Apolipoprotein E enhances migration of endometrial cancer cells byactivating the ERK/MMP9 signaling pathway.
10.12122/j.issn.1673-4254.2023.02.11
- Author:
Chao Ying WU
1
;
Wen Jun CHENG
2
Author Information
1. Department of Gynecology, Changzhou Maternity and Child Health Care Hospital, Changzhou Medical Center, Nanjing Medical University, Changzhou 213000, China.
2. Department of Gynecology, First Affiliated Hospital of Nanjing Medical University, Nanjing 210029, China.
- Publication Type:Journal Article
- Keywords:
apolipoprotein E;
cell migration;
endometrial carcinoma;
extracellular signal-regulated kinases
- MeSH:
Female;
Humans;
Matrix Metalloproteinase 9/metabolism*;
Cell Line, Tumor;
Signal Transduction;
Endometrial Neoplasms/genetics*;
Cell Proliferation;
Apoptosis;
Cell Movement;
RNA, Small Interfering;
Apolipoproteins E;
Apolipoproteins/pharmacology*
- From:
Journal of Southern Medical University
2023;43(2):232-241
- CountryChina
- Language:Chinese
-
Abstract:
OBJECTIVE:To study the role of apolipoprotein E (APOE) in regulating endometrial cancer metastasis and explore the signaling pathway in the regulatory mechanism.
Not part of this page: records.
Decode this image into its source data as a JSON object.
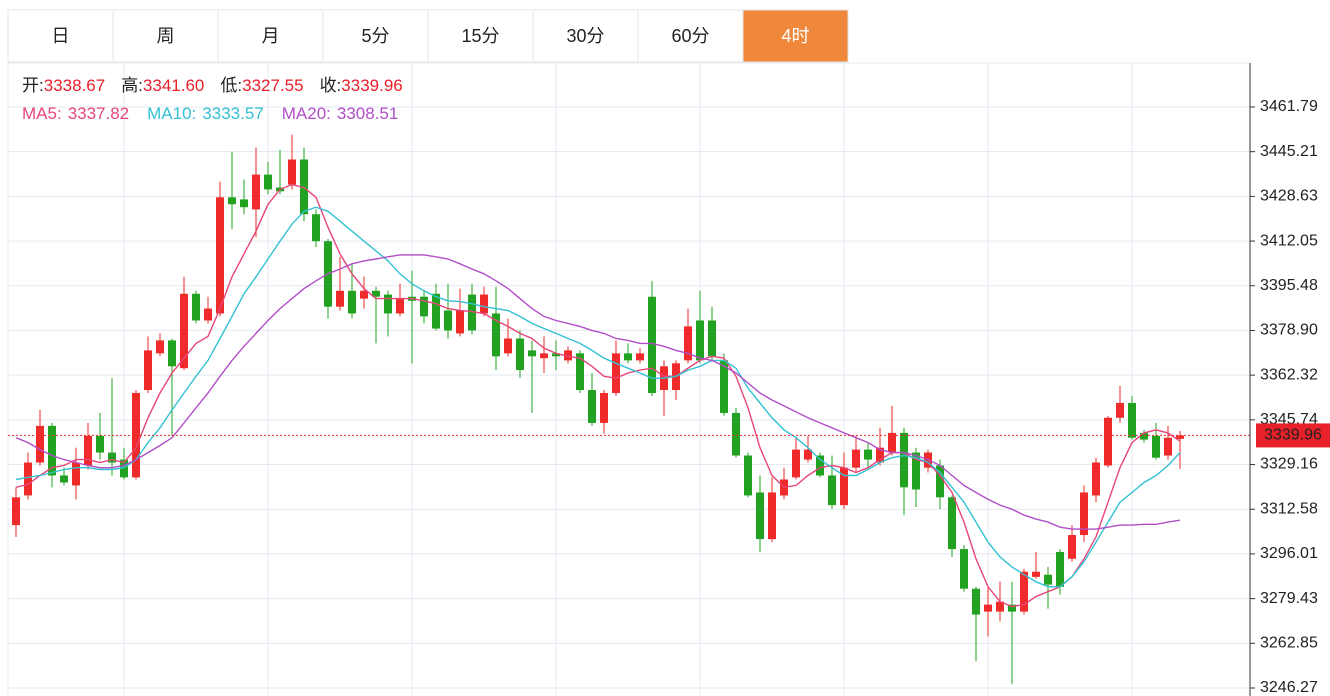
{
  "tabs": [
    "日",
    "周",
    "月",
    "5分",
    "15分",
    "30分",
    "60分",
    "4时"
  ],
  "active_tab": 7,
  "chart_data": {
    "type": "candlestick",
    "quote": [
      {
        "label": "开:",
        "value_label": "3338.67"
      },
      {
        "label": "高:",
        "value_label": "3341.60"
      },
      {
        "label": "低:",
        "value_label": "3327.55"
      },
      {
        "label": "收:",
        "value_label": "3339.96"
      }
    ],
    "up_color": "#ee2a2a",
    "down_color": "#21a321",
    "open": [
      3306.7,
      3317.7,
      3329.9,
      3343.5,
      3325.1,
      3321.4,
      3328.8,
      3339.8,
      3333.6,
      3331.0,
      3324.4,
      3356.8,
      3370.4,
      3375.2,
      3364.9,
      3392.5,
      3382.6,
      3385.2,
      3428.3,
      3427.5,
      3423.8,
      3436.7,
      3431.9,
      3433.0,
      3442.3,
      3422.0,
      3412.0,
      3387.7,
      3393.6,
      3390.7,
      3393.6,
      3392.2,
      3385.2,
      3391.4,
      3391.4,
      3392.5,
      3386.3,
      3377.8,
      3392.2,
      3385.2,
      3385.2,
      3370.4,
      3375.9,
      3371.5,
      3368.6,
      3370.4,
      3367.8,
      3370.4,
      3356.8,
      3344.6,
      3355.7,
      3370.4,
      3367.8,
      3391.4,
      3356.8,
      3356.8,
      3367.8,
      3382.6,
      3382.6,
      3367.8,
      3348.3,
      3332.5,
      3318.8,
      3301.5,
      3317.7,
      3324.4,
      3331.0,
      3332.5,
      3325.1,
      3314.1,
      3328.0,
      3334.7,
      3329.9,
      3333.6,
      3340.9,
      3333.6,
      3328.0,
      3328.8,
      3317.0,
      3297.8,
      3283.1,
      3274.6,
      3274.6,
      3277.2,
      3274.6,
      3287.5,
      3288.3,
      3296.7,
      3294.2,
      3303.0,
      3317.7,
      3328.8,
      3346.5,
      3352.0,
      3340.9,
      3339.8,
      3332.5,
      3338.67
    ],
    "high": [
      3320.7,
      3333.6,
      3349.4,
      3344.6,
      3328.0,
      3335.4,
      3344.6,
      3348.3,
      3361.2,
      3335.4,
      3356.8,
      3376.7,
      3377.8,
      3375.9,
      3398.8,
      3393.6,
      3391.4,
      3434.1,
      3445.2,
      3434.9,
      3446.7,
      3441.5,
      3445.9,
      3451.5,
      3446.7,
      3423.8,
      3412.8,
      3406.2,
      3403.6,
      3398.8,
      3395.1,
      3393.6,
      3396.2,
      3401.0,
      3393.6,
      3396.2,
      3396.2,
      3394.4,
      3396.2,
      3395.1,
      3395.1,
      3383.3,
      3378.9,
      3375.2,
      3376.7,
      3375.2,
      3373.0,
      3371.5,
      3363.1,
      3356.8,
      3375.2,
      3374.1,
      3372.3,
      3397.3,
      3367.8,
      3367.8,
      3387.0,
      3393.6,
      3387.7,
      3370.4,
      3350.2,
      3333.6,
      3325.1,
      3324.4,
      3328.0,
      3339.1,
      3339.8,
      3333.6,
      3332.5,
      3333.6,
      3339.8,
      3337.3,
      3342.8,
      3350.9,
      3342.8,
      3335.4,
      3334.7,
      3331.0,
      3317.7,
      3299.3,
      3283.8,
      3283.8,
      3285.7,
      3285.7,
      3290.5,
      3296.7,
      3291.2,
      3297.8,
      3306.7,
      3321.4,
      3331.7,
      3347.2,
      3358.3,
      3354.6,
      3342.0,
      3344.6,
      3343.5,
      3341.6
    ],
    "low": [
      3302.3,
      3316.3,
      3328.8,
      3320.7,
      3321.4,
      3316.3,
      3327.3,
      3331.0,
      3325.1,
      3323.6,
      3323.6,
      3355.7,
      3369.3,
      3339.8,
      3364.2,
      3381.5,
      3381.5,
      3384.1,
      3416.5,
      3422.0,
      3413.5,
      3429.4,
      3429.4,
      3431.2,
      3419.4,
      3409.8,
      3383.3,
      3386.3,
      3383.3,
      3387.0,
      3374.1,
      3376.7,
      3384.1,
      3366.7,
      3381.5,
      3378.9,
      3375.9,
      3376.7,
      3377.4,
      3384.1,
      3364.2,
      3369.3,
      3361.2,
      3348.3,
      3363.1,
      3364.2,
      3366.7,
      3355.7,
      3343.5,
      3340.6,
      3354.6,
      3366.7,
      3366.7,
      3354.6,
      3347.2,
      3353.1,
      3366.7,
      3366.7,
      3367.8,
      3347.2,
      3331.7,
      3317.0,
      3296.7,
      3300.4,
      3316.3,
      3323.6,
      3329.9,
      3324.4,
      3312.6,
      3312.6,
      3326.2,
      3328.0,
      3328.8,
      3332.5,
      3310.4,
      3313.4,
      3326.2,
      3312.6,
      3294.9,
      3282.0,
      3256.2,
      3265.4,
      3271.0,
      3247.7,
      3273.5,
      3286.8,
      3275.7,
      3280.9,
      3293.1,
      3300.4,
      3315.2,
      3328.0,
      3344.6,
      3338.4,
      3337.3,
      3331.0,
      3331.0,
      3327.55
    ],
    "close": [
      3317.0,
      3329.9,
      3343.5,
      3325.1,
      3322.5,
      3329.9,
      3339.8,
      3333.6,
      3329.9,
      3324.4,
      3355.7,
      3371.5,
      3375.2,
      3365.6,
      3392.5,
      3382.6,
      3387.0,
      3428.3,
      3425.7,
      3424.6,
      3436.7,
      3431.2,
      3430.5,
      3442.3,
      3422.0,
      3412.0,
      3387.7,
      3393.6,
      3385.2,
      3393.6,
      3391.4,
      3385.2,
      3390.7,
      3389.9,
      3384.1,
      3379.6,
      3378.9,
      3386.3,
      3378.9,
      3392.2,
      3369.3,
      3375.9,
      3364.2,
      3369.3,
      3370.4,
      3369.3,
      3371.5,
      3356.8,
      3344.6,
      3355.7,
      3370.4,
      3367.8,
      3370.4,
      3355.7,
      3365.6,
      3366.7,
      3380.4,
      3367.8,
      3369.3,
      3348.3,
      3332.5,
      3317.7,
      3301.5,
      3318.8,
      3323.6,
      3334.7,
      3334.7,
      3325.1,
      3314.1,
      3328.0,
      3334.7,
      3331.0,
      3335.4,
      3340.9,
      3320.7,
      3319.9,
      3333.6,
      3317.0,
      3297.8,
      3283.1,
      3273.5,
      3277.2,
      3278.3,
      3274.6,
      3289.4,
      3289.4,
      3284.6,
      3283.8,
      3303.0,
      3318.8,
      3329.9,
      3346.5,
      3352.0,
      3339.1,
      3338.4,
      3331.7,
      3339.1,
      3339.96
    ],
    "series": [
      {
        "name": "MA5:",
        "color": "#e8457a",
        "values": [
          3320.7,
          3321.8,
          3325.1,
          3328.0,
          3328.8,
          3331.0,
          3331.0,
          3329.9,
          3331.0,
          3329.9,
          3335.4,
          3346.5,
          3355.7,
          3363.1,
          3368.6,
          3374.1,
          3376.7,
          3387.0,
          3398.8,
          3407.3,
          3415.7,
          3425.7,
          3431.2,
          3433.0,
          3431.9,
          3428.3,
          3417.2,
          3407.3,
          3399.9,
          3394.4,
          3390.7,
          3390.7,
          3390.7,
          3390.7,
          3389.9,
          3388.8,
          3387.0,
          3386.3,
          3385.9,
          3385.2,
          3382.6,
          3380.4,
          3377.8,
          3375.9,
          3372.3,
          3370.4,
          3369.3,
          3368.6,
          3365.6,
          3361.9,
          3361.2,
          3363.1,
          3364.2,
          3364.9,
          3361.9,
          3361.9,
          3364.9,
          3367.8,
          3369.3,
          3368.6,
          3361.9,
          3350.2,
          3335.4,
          3325.1,
          3320.7,
          3321.4,
          3325.1,
          3328.0,
          3328.8,
          3328.0,
          3326.2,
          3328.0,
          3331.0,
          3333.6,
          3333.6,
          3331.0,
          3329.9,
          3325.1,
          3318.8,
          3307.8,
          3294.2,
          3283.8,
          3278.3,
          3276.5,
          3277.2,
          3280.2,
          3282.0,
          3283.8,
          3287.5,
          3294.2,
          3302.3,
          3315.2,
          3328.0,
          3337.3,
          3340.9,
          3342.0,
          3340.9,
          3337.82
        ]
      },
      {
        "name": "MA10:",
        "color": "#33c1d4",
        "values": [
          3323.6,
          3324.4,
          3325.1,
          3326.2,
          3327.3,
          3328.0,
          3328.0,
          3327.3,
          3327.3,
          3328.0,
          3331.0,
          3337.3,
          3342.8,
          3349.4,
          3355.7,
          3361.9,
          3367.8,
          3375.9,
          3384.1,
          3392.5,
          3398.8,
          3405.4,
          3412.0,
          3418.3,
          3423.1,
          3424.6,
          3423.1,
          3419.4,
          3415.7,
          3412.0,
          3408.4,
          3404.7,
          3399.9,
          3396.2,
          3393.6,
          3391.4,
          3389.9,
          3389.6,
          3388.8,
          3387.7,
          3387.0,
          3386.3,
          3384.1,
          3381.5,
          3379.6,
          3377.8,
          3375.9,
          3374.1,
          3371.5,
          3368.6,
          3366.7,
          3364.9,
          3363.1,
          3361.2,
          3361.2,
          3361.9,
          3364.2,
          3365.6,
          3367.8,
          3367.8,
          3364.9,
          3357.5,
          3352.0,
          3346.5,
          3342.0,
          3339.1,
          3335.4,
          3331.0,
          3328.0,
          3325.1,
          3325.1,
          3327.3,
          3329.9,
          3331.7,
          3332.5,
          3331.7,
          3329.9,
          3326.2,
          3320.7,
          3315.2,
          3307.8,
          3300.4,
          3294.9,
          3291.2,
          3288.3,
          3285.7,
          3283.8,
          3283.8,
          3287.5,
          3293.1,
          3300.4,
          3307.8,
          3315.2,
          3318.8,
          3322.5,
          3325.1,
          3328.8,
          3333.57
        ]
      },
      {
        "name": "MA20:",
        "color": "#b24ec8",
        "values": [
          3339.1,
          3337.3,
          3334.7,
          3332.5,
          3331.0,
          3329.9,
          3328.8,
          3328.0,
          3328.0,
          3328.8,
          3331.0,
          3333.6,
          3336.2,
          3339.1,
          3344.6,
          3350.2,
          3355.7,
          3361.9,
          3367.8,
          3373.0,
          3377.8,
          3382.6,
          3387.0,
          3390.7,
          3394.4,
          3397.3,
          3399.9,
          3401.7,
          3403.6,
          3404.7,
          3405.4,
          3406.2,
          3406.9,
          3406.9,
          3406.9,
          3406.2,
          3405.4,
          3403.6,
          3401.7,
          3399.9,
          3397.3,
          3394.4,
          3390.7,
          3387.0,
          3384.1,
          3382.6,
          3381.5,
          3380.4,
          3378.9,
          3377.8,
          3375.9,
          3375.2,
          3374.1,
          3374.1,
          3373.0,
          3371.5,
          3370.4,
          3368.6,
          3367.8,
          3365.6,
          3363.1,
          3359.4,
          3355.7,
          3353.1,
          3350.9,
          3348.7,
          3346.5,
          3344.6,
          3342.8,
          3340.9,
          3339.1,
          3337.3,
          3334.7,
          3333.6,
          3333.6,
          3332.5,
          3331.0,
          3328.8,
          3325.1,
          3321.4,
          3318.8,
          3316.3,
          3314.1,
          3312.6,
          3310.4,
          3308.9,
          3307.8,
          3305.9,
          3305.2,
          3305.2,
          3305.2,
          3305.9,
          3306.7,
          3306.7,
          3307.0,
          3307.0,
          3307.8,
          3308.51
        ]
      }
    ],
    "ylim": [
      3243.3,
      3478.1
    ],
    "yticks": [
      3461.79,
      3445.21,
      3428.63,
      3412.05,
      3395.48,
      {
        "value": 3378.9,
        "label": "3378.90"
      },
      3362.32,
      3345.74,
      3329.16,
      3312.58,
      3296.01,
      3279.43,
      3262.85,
      3246.27
    ],
    "grid": true
  }
}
METHODS:Human endometrial cancer cell line HEC-1B was transfected with a control siRNA (siCtrl) or a specific siRNA targeting APOE (siAPOE) or with either pEGFP-N1 plasmid or an APOEoverexpressing plasmid. The changes in migration, proliferation, apoptosis and cell cycle of the transfected cells were examined using wound healing assay, Transwell migration assay, MTT assay, flow cytometry, and Hoechst staining. The activity of the ERK/MMP9 signaling pathway in the transfected cells was assessed using RT-qPCR and Western blotting. The expression level of APOE in clinical specimens of endometrial cancer tissues were detected using immunohistochemistry and its correlation with differentiation of endometrial cancer tissues was analyzed.
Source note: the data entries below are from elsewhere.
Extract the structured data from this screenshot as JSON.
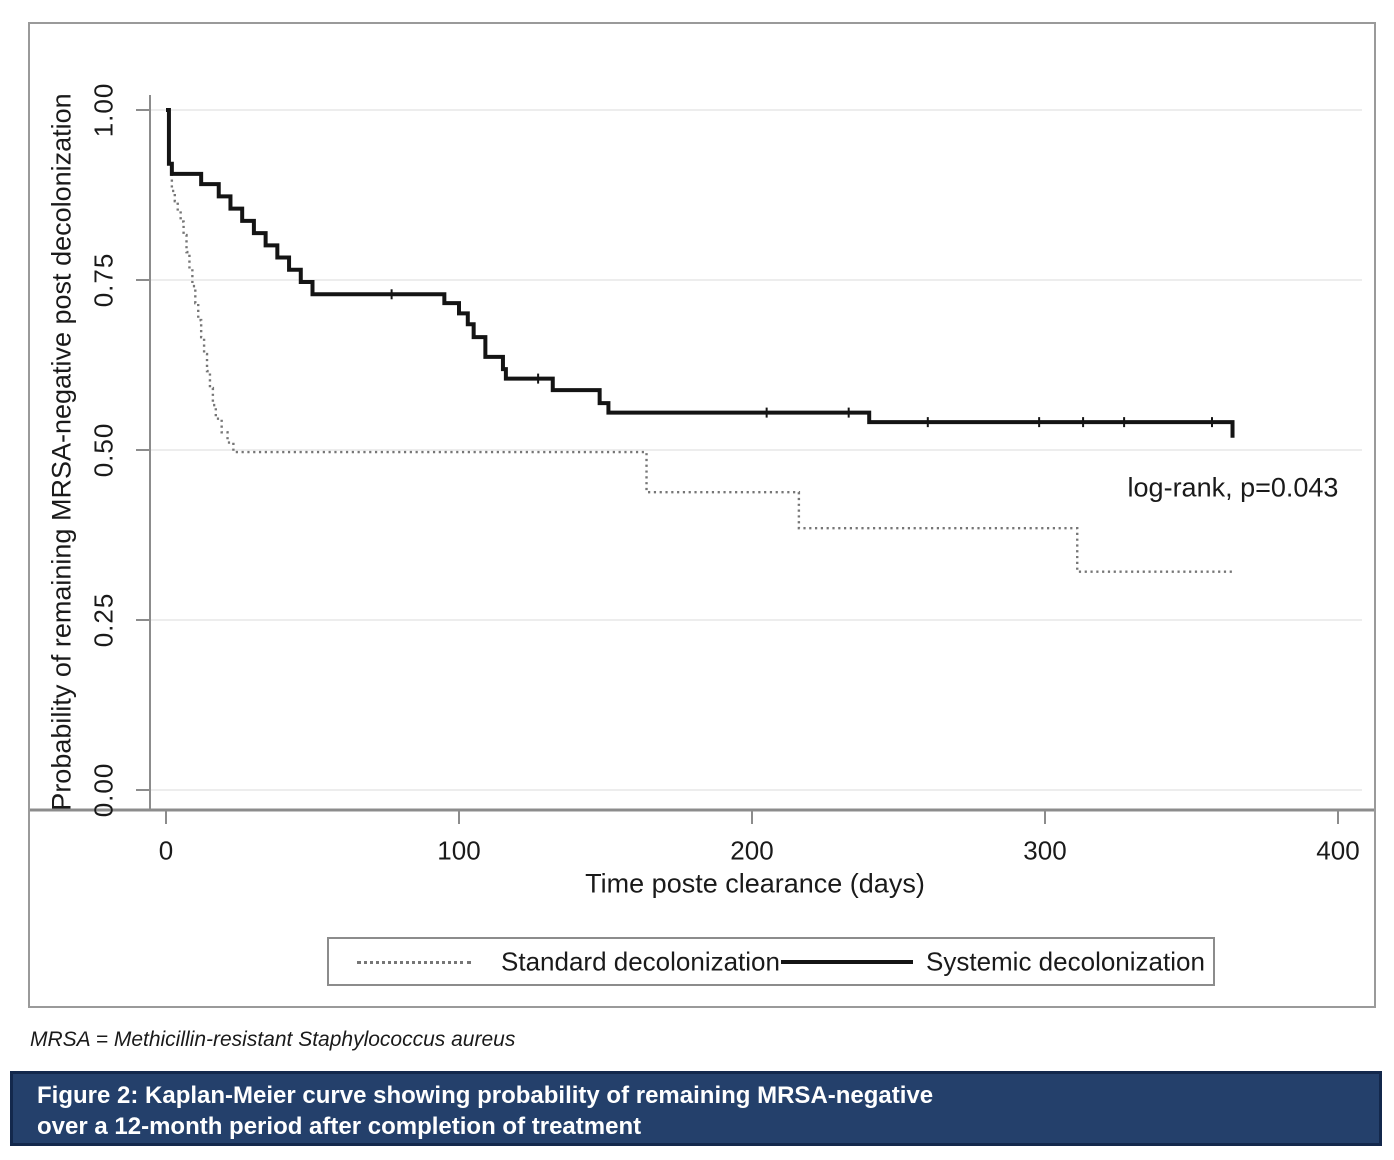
{
  "figure": {
    "footnote": "MRSA = Methicillin-resistant Staphylococcus aureus",
    "caption": {
      "line1": "Figure 2: Kaplan-Meier curve showing probability of remaining MRSA-negative",
      "line2": "over a 12-month period after completion of treatment"
    }
  },
  "colors": {
    "banner_bg": "#24406b",
    "banner_border": "#13284c",
    "solid_line": "#141414",
    "dotted_line": "#767676",
    "grid": "#ededed",
    "axis": "#8c8c8c",
    "figure_border": "#9a9a9a",
    "text": "#1a1a1a"
  },
  "chart_data": {
    "type": "line",
    "subtype": "kaplan-meier-step",
    "title": "",
    "xlabel": "Time poste clearance (days)",
    "ylabel": "Probability of remaining MRSA-negative post decolonization",
    "xlim": [
      0,
      400
    ],
    "ylim": [
      0.0,
      1.0
    ],
    "grid": "horizontal-only",
    "legend_position": "bottom-box",
    "x_ticks": [
      {
        "v": 0,
        "label": "0"
      },
      {
        "v": 100,
        "label": "100"
      },
      {
        "v": 200,
        "label": "200"
      },
      {
        "v": 300,
        "label": "300"
      },
      {
        "v": 400,
        "label": "400"
      }
    ],
    "y_ticks": [
      {
        "v": 0.0,
        "label": "0.00"
      },
      {
        "v": 0.25,
        "label": "0.25"
      },
      {
        "v": 0.5,
        "label": "0.50"
      },
      {
        "v": 0.75,
        "label": "0.75"
      },
      {
        "v": 1.0,
        "label": "1.00"
      }
    ],
    "annotation": {
      "text": "log-rank, p=0.043",
      "x_day": 364,
      "y_prob": 0.44
    },
    "series": [
      {
        "name": "Standard decolonization",
        "line_style": "dotted",
        "color": "#767676",
        "end_day": 364,
        "steps": [
          [
            0,
            1.0
          ],
          [
            1,
            0.921
          ],
          [
            2,
            0.881
          ],
          [
            3,
            0.866
          ],
          [
            4,
            0.851
          ],
          [
            5,
            0.836
          ],
          [
            6,
            0.816
          ],
          [
            7,
            0.791
          ],
          [
            8,
            0.766
          ],
          [
            9,
            0.741
          ],
          [
            10,
            0.716
          ],
          [
            11,
            0.691
          ],
          [
            12,
            0.666
          ],
          [
            13,
            0.641
          ],
          [
            14,
            0.616
          ],
          [
            15,
            0.591
          ],
          [
            16,
            0.566
          ],
          [
            17,
            0.546
          ],
          [
            19,
            0.526
          ],
          [
            21,
            0.511
          ],
          [
            23,
            0.497
          ],
          [
            164,
            0.438
          ],
          [
            216,
            0.385
          ],
          [
            311,
            0.321
          ]
        ]
      },
      {
        "name": "Systemic decolonization",
        "line_style": "solid",
        "color": "#141414",
        "end_day": 364,
        "steps": [
          [
            0,
            1.0
          ],
          [
            1,
            0.921
          ],
          [
            2,
            0.906
          ],
          [
            12,
            0.891
          ],
          [
            18,
            0.873
          ],
          [
            22,
            0.855
          ],
          [
            26,
            0.837
          ],
          [
            30,
            0.819
          ],
          [
            34,
            0.801
          ],
          [
            38,
            0.783
          ],
          [
            42,
            0.765
          ],
          [
            46,
            0.747
          ],
          [
            50,
            0.729
          ],
          [
            95,
            0.716
          ],
          [
            100,
            0.701
          ],
          [
            103,
            0.685
          ],
          [
            105,
            0.666
          ],
          [
            109,
            0.637
          ],
          [
            115,
            0.619
          ],
          [
            116,
            0.605
          ],
          [
            132,
            0.588
          ],
          [
            148,
            0.569
          ],
          [
            151,
            0.555
          ],
          [
            240,
            0.541
          ],
          [
            364,
            0.518
          ]
        ],
        "censor_days": [
          77,
          127,
          205,
          233,
          260,
          298,
          313,
          327,
          357
        ]
      }
    ]
  }
}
RESULTS:Wound healing assay and Transwell migration assay showed that compared with those in siCtrl group, HEC-1B cells transfected with siAPOE showed significantly reduced migration ability (P < 0.05), whereas APOE overexpression significantly promoted the migration of the cells (P < 0.05). Neither APOE knockdown nor overexpression produced significant effects on HEC-1B cell proliferation as shown by MTT assay and flow cytometry. Hoechst staining revealed that transfection with siAPOE did not significantly affect apoptosis of HEC-1B cells. APOE knockdown obviously reduced and APOE overexpression enhanced ERK phosphorylation and MMP9 expression in HEC-1B cells (P < 0.05). Treatment with U0126 partially reversed the effects of APOE overexpression on ERK phosphorylation, migration and MMP9 expression in HEC-1B cells (P < 0.05). APOE is highly expressed in clinical samples of endometrial cancer tissues as compared with the adjacent tissues.
CONCLUSION:APOE is highly expressed in endometrial cancer tissues to promote cancer cell migration by enhancing ERK phosphorylation and MMP9 expression.